Comment 7 Theo Van Dinter 2006-04-03 17:14:35 UTC
(In reply to comment #4)
> IMO that fix is a bit kludgy!  sorry Theo ;) but +1 anyway, since it does the job.

Heh.

> Here's an *addition* -- calling "keys %t" to reset the iterator after
> the loop.  I think this is cleaner and less brittle, since it doesn't rely on
> completing a full set of iterations to clear the iterator state.

eww!  actually I think that's way more klugy!  (sorry)  the next() version is just not the most efficient it 
could be (though the URL list ought to be pretty small).

well, either way, as long as the problem gets fixed.  we can argue about which is the cleanest/most 
efficient solution later. ;)
Comment 8 Justin Mason 2006-04-03 17:52:07 UTC
well, fwiw, here's a better suggestion from Aristotle Pagaltzis -- s/return
foo/keys %hash;return foo/, and similarly s/last/keys %hash;last/.  in other
words, just fix the exact spots where we break out of the loop (through return
or last), so that they reset the iterator just before their break; that way, the
reset and the break are colocated beside each other, and hard to accidentally
disassociate in future.
Comment 9 Sidney Markowitz 2006-04-08 01:49:35 UTC
Regarding comment #8, is putting keys %hash inside the loop before exiting
guaranteed to work to reset the iterator even though the loop has not yet been
exited?

If the perl language spec says it has to work, then I'm +1 for doing it that way.
Comment 10 Sidney Markowitz 2006-04-08 23:41:58 UTC
Ok, I've verified that keys %t and values %t both are defined to have as side
effect resetting the iterator, and there is no other specific operator for doing
that.

I'm +1 for the suggestion in comment #8 as long as a comment is put alongside
the two keys calls saying that it is to reset the iterator.
Comment 11 Sidney Markowitz 2006-04-09 00:51:23 UTC
Created attachment 3464 [details]
Patch against 3.1 branch


What do you think of this simpler patch?

From comment #8: "in other words, just fix the exact spots where we break out
of the loop (through return or last)"

If we break out of the loop with a return, there is no reason to use last.
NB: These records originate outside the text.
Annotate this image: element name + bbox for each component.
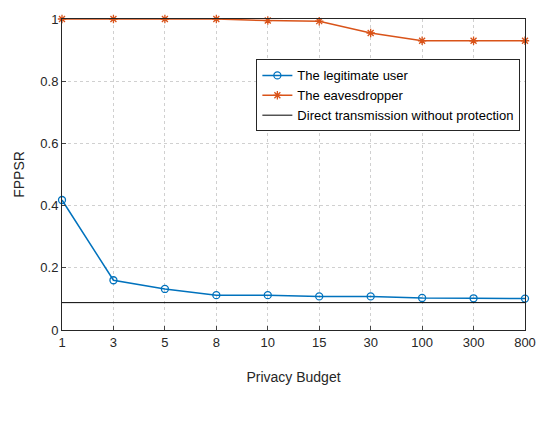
svg-text:The legitimate user: The legitimate user (297, 68, 408, 83)
svg-text:3: 3 (110, 335, 117, 350)
svg-text:Direct transmission without pr: Direct transmission without protection (297, 108, 513, 123)
svg-text:0: 0 (51, 323, 58, 338)
svg-text:5: 5 (161, 335, 168, 350)
svg-text:300: 300 (463, 335, 485, 350)
svg-text:The eavesdropper: The eavesdropper (297, 88, 403, 103)
svg-text:FPPSR: FPPSR (11, 151, 27, 198)
svg-text:1: 1 (51, 12, 58, 27)
svg-text:8: 8 (213, 335, 220, 350)
svg-text:0.2: 0.2 (40, 260, 58, 275)
svg-text:0.4: 0.4 (40, 198, 58, 213)
svg-text:0.8: 0.8 (40, 74, 58, 89)
svg-text:0.6: 0.6 (40, 136, 58, 151)
svg-text:1: 1 (58, 335, 65, 350)
svg-text:800: 800 (514, 335, 536, 350)
svg-text:15: 15 (312, 335, 326, 350)
svg-text:100: 100 (411, 335, 433, 350)
svg-text:30: 30 (363, 335, 377, 350)
svg-text:Privacy Budget: Privacy Budget (246, 369, 340, 385)
svg-text:10: 10 (261, 335, 275, 350)
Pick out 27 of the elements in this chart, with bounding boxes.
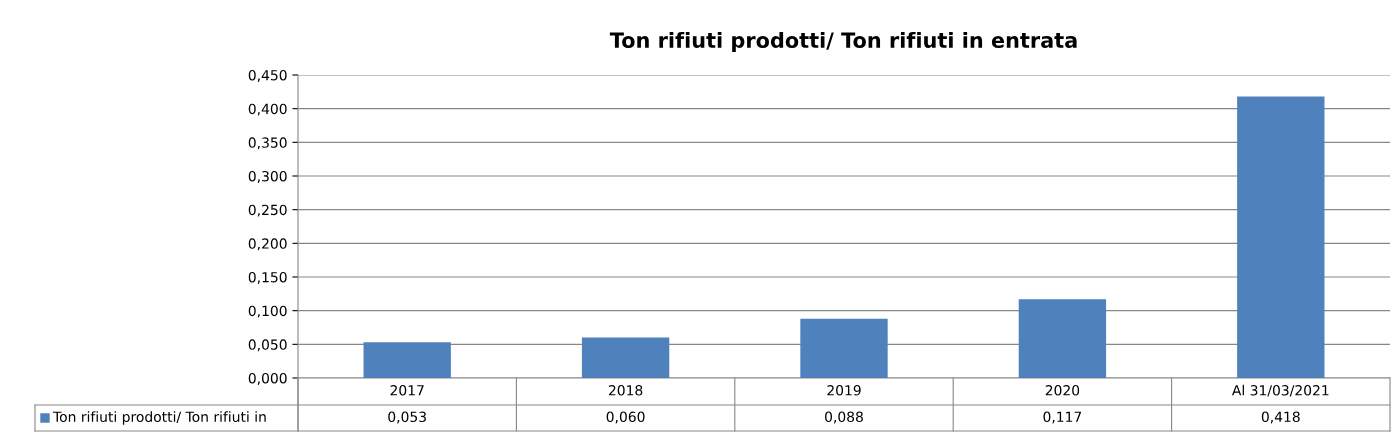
y-tick-label: 0,350 (248, 137, 287, 150)
y-tick-label: 0,450 (248, 69, 287, 82)
y-tick-label: 0,300 (248, 170, 287, 183)
legend-label: Ton rifiuti prodotti/ Ton rifiuti in (52, 411, 266, 425)
bar (1018, 299, 1107, 378)
x-tick-label: 2017 (390, 385, 424, 396)
y-tick-label: 0,400 (248, 103, 287, 116)
y-tick-label: 0,000 (248, 372, 287, 385)
data-label: 0,418 (1261, 411, 1300, 424)
data-label: 0,060 (606, 411, 645, 424)
chart-title: Ton rifiuti prodotti/ Ton rifiuti in entrata (609, 31, 1077, 53)
bar (581, 337, 670, 378)
data-label: 0,117 (1043, 411, 1082, 424)
x-tick-label: 2018 (608, 385, 643, 396)
x-tick-label: Al 31/03/2021 (1232, 384, 1329, 397)
bar (363, 342, 451, 378)
bar (800, 318, 888, 378)
y-tick-label: 0,050 (248, 339, 287, 352)
y-tick-label: 0,200 (248, 238, 287, 251)
y-tick-label: 0,150 (248, 271, 287, 284)
data-label: 0,053 (388, 411, 426, 424)
x-tick-label: 2020 (1045, 385, 1080, 396)
data-label: 0,088 (825, 411, 863, 424)
bar (1237, 96, 1325, 378)
y-tick-label: 0,100 (248, 305, 287, 318)
y-tick-label: 0,250 (248, 204, 287, 217)
x-tick-label: 2019 (827, 385, 861, 396)
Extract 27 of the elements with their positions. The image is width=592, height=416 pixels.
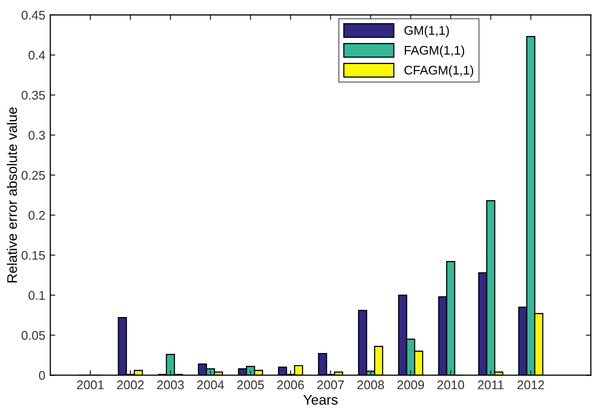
- y-tick-label: 0.2: [28, 210, 45, 220]
- y-tick-label: 0.15: [22, 250, 45, 260]
- x-tick-label: 2005: [237, 380, 264, 390]
- x-tick-label: 2011: [478, 380, 504, 390]
- y-tick-label: 0.1: [28, 290, 45, 300]
- y-tick-label: 0: [38, 371, 45, 380]
- y-tick-label: 0.35: [22, 90, 45, 100]
- y-tick-label: 0.25: [22, 170, 45, 180]
- x-tick-label: 2012: [517, 380, 544, 390]
- y-tick-label: 0.05: [22, 331, 45, 340]
- x-tick-label: 2007: [317, 380, 344, 390]
- x-tick-label: 2009: [397, 380, 424, 390]
- x-tick-label: 2002: [117, 380, 144, 390]
- x-tick-label: 2010: [437, 380, 464, 390]
- x-tick-label: 2008: [357, 380, 384, 390]
- legend-label: FAGM(1,1): [404, 46, 464, 58]
- y-axis-title: Relative error absolute value: [6, 107, 17, 282]
- x-axis-title: Years: [303, 395, 338, 405]
- y-tick-label: 0.3: [28, 130, 45, 140]
- y-tick-label: 0.45: [22, 10, 45, 20]
- x-tick-label: 2001: [77, 380, 104, 390]
- legend-label: CFAGM(1,1): [404, 65, 474, 78]
- x-tick-label: 2006: [277, 380, 304, 390]
- legend-label: GM(1,1): [404, 26, 449, 38]
- y-tick-label: 0.4: [28, 50, 46, 60]
- x-tick-label: 2003: [157, 380, 184, 390]
- x-tick-label: 2004: [197, 380, 224, 390]
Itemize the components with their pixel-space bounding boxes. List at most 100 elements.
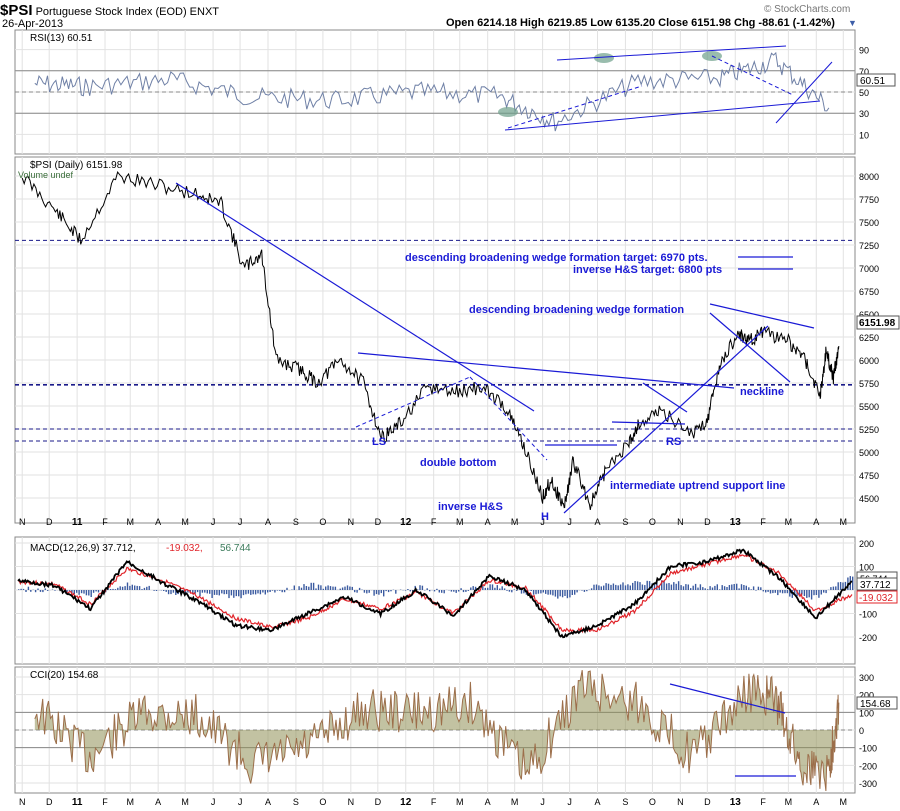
macd-histogram-bar (204, 590, 206, 593)
macd-histogram-bar (187, 590, 189, 593)
price-tick-label: 5500 (859, 402, 879, 412)
macd-histogram-bar (37, 588, 39, 590)
macd-histogram-bar (146, 586, 148, 590)
macd-histogram-bar (259, 590, 262, 595)
macd-histogram-bar (830, 587, 832, 590)
macd-histogram-bar (781, 590, 784, 594)
double-bottom-trendline (469, 376, 548, 461)
macd-last-value: 37.712 (860, 580, 891, 591)
price-tick-label: 6250 (859, 333, 879, 343)
x-axis-label-mid: N (348, 517, 355, 527)
macd-histogram-bar (286, 587, 288, 590)
price-tick-label: 7250 (859, 241, 879, 251)
macd-histogram-bar (755, 590, 757, 591)
macd-histogram-bar (375, 590, 378, 595)
x-axis-label-mid: 13 (730, 517, 742, 528)
macd-histogram-bar (252, 590, 254, 595)
wedge-target-annotation: descending broadening wedge formation ta… (405, 252, 708, 264)
x-axis-label-mid: A (485, 517, 491, 527)
macd-histogram-bar (537, 590, 540, 594)
rsi-dashed-downtrend (711, 55, 794, 96)
macd-histogram-bar (508, 590, 511, 592)
cci-line (34, 670, 840, 792)
macd-histogram-bar (719, 589, 721, 590)
macd-signal-last-box (856, 590, 898, 604)
macd-histogram-bar (298, 586, 300, 590)
macd-histogram-bar (163, 590, 165, 591)
macd-histogram-bar (574, 590, 576, 595)
macd-histogram-bar (632, 582, 634, 590)
cci-tick-label: 200 (859, 691, 874, 701)
price-tick-label: 7750 (859, 195, 879, 205)
rsi-tick-label: 30 (859, 109, 869, 119)
macd-histogram-bar (716, 584, 718, 590)
x-axis-label-mid: O (649, 517, 656, 527)
macd-histogram-bar (634, 581, 636, 590)
macd-histogram-bar (22, 588, 25, 590)
macd-tick-label: 200 (859, 539, 874, 549)
macd-histogram-bar (554, 590, 557, 597)
macd-histogram-bar (356, 590, 358, 593)
x-axis-label: N (677, 797, 684, 807)
macd-histogram-bar (835, 586, 837, 590)
macd-histogram-bar (126, 582, 129, 590)
macd-histogram-bar (433, 590, 436, 592)
macd-histogram-bar (95, 590, 97, 592)
macd-histogram-bar (518, 589, 520, 590)
macd-histogram-bar (603, 585, 605, 590)
x-axis-label-mid: M (511, 517, 519, 527)
cci-tick-label: -200 (859, 761, 877, 771)
macd-histogram-bar (511, 590, 513, 593)
macd-histogram-bar (192, 590, 194, 595)
macd-histogram-bar (707, 589, 709, 590)
macd-histogram-bar (552, 590, 554, 596)
macd-histogram-bar (44, 588, 46, 590)
macd-histogram-bar (250, 590, 252, 595)
price-tick-label: 5250 (859, 425, 879, 435)
macd-histogram-bar (736, 583, 738, 590)
macd-histogram-bar (806, 590, 808, 598)
macd-histogram-bar (42, 590, 44, 593)
macd-histogram-bar (419, 585, 421, 590)
macd-histogram-bar (593, 584, 595, 590)
x-axis-label-mid: J (238, 517, 243, 527)
macd-signal-last-value: -19.032 (859, 593, 893, 604)
x-axis-label: D (375, 797, 382, 807)
x-axis-label: 12 (400, 797, 412, 808)
x-axis-label-mid: M (785, 517, 793, 527)
macd-histogram-bar (30, 590, 32, 592)
macd-histogram-bar (71, 590, 73, 595)
macd-histogram-bar (825, 590, 827, 594)
macd-histogram-bar (699, 584, 702, 590)
x-axis-label-mid: N (677, 517, 684, 527)
exchange: ENXT (189, 6, 220, 18)
macd-histogram-bar (619, 584, 622, 590)
macd-histogram-bar (18, 589, 20, 590)
macd-histogram-bar (293, 585, 295, 590)
macd-histogram-bar (90, 590, 92, 597)
macd-histogram-bar (496, 585, 498, 590)
macd-histogram-bar (453, 590, 455, 592)
macd-histogram-bar (600, 586, 602, 590)
macd-histogram-bar (131, 584, 133, 590)
macd-histogram-bar (557, 590, 559, 599)
macd-histogram-bar (571, 590, 573, 595)
macd-histogram-bar (738, 588, 740, 590)
macd-histogram-bar (117, 587, 119, 590)
rsi-last-value: 60.51 (860, 76, 885, 87)
macd-histogram-bar (199, 590, 201, 597)
cci-tick-label: 300 (859, 673, 874, 683)
wedge-annotation: descending broadening wedge formation (469, 304, 684, 316)
x-axis-label-mid: S (293, 517, 299, 527)
macd-histogram-bar (697, 587, 699, 590)
header-dropdown-icon[interactable]: ▼ (848, 18, 857, 28)
macd-histogram-bar (687, 584, 689, 590)
macd-histogram-bar (721, 585, 723, 590)
macd-histogram-bar (852, 576, 854, 590)
macd-histogram-bar (665, 583, 668, 590)
macd-histogram-bar (646, 580, 648, 590)
macd-histogram-bar (308, 586, 310, 590)
macd-histogram-bar (769, 590, 772, 594)
macd-histogram-bar (414, 585, 416, 590)
macd-histogram-bar (438, 590, 440, 593)
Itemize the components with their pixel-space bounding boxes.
All
we have to do is insert the keys %hash before the return 1. The return 0
doesn't need it and we don't need a last.
Comment 12 Theo Van Dinter 2006-04-09 01:21:12 UTC
(In reply to comment #11)
> What do you think of this simpler patch?

I still think the keys/values thing is a bit hackish, but I do like the more concise patch.
Comment 13 Justin Mason 2006-04-09 13:05:30 UTC
+1 on 3464 -- it does look a little hacky, but that's the most concise
way perl lets us do it.

it really is a silly feature IMO :(
Comment 14 Sidney Markowitz 2006-04-09 13:44:41 UTC
Committed to 3.1 revision 392707.

My apologies if Theo did not intend comment #12 to be a vote.

Also committed this version to trunk revision 392708.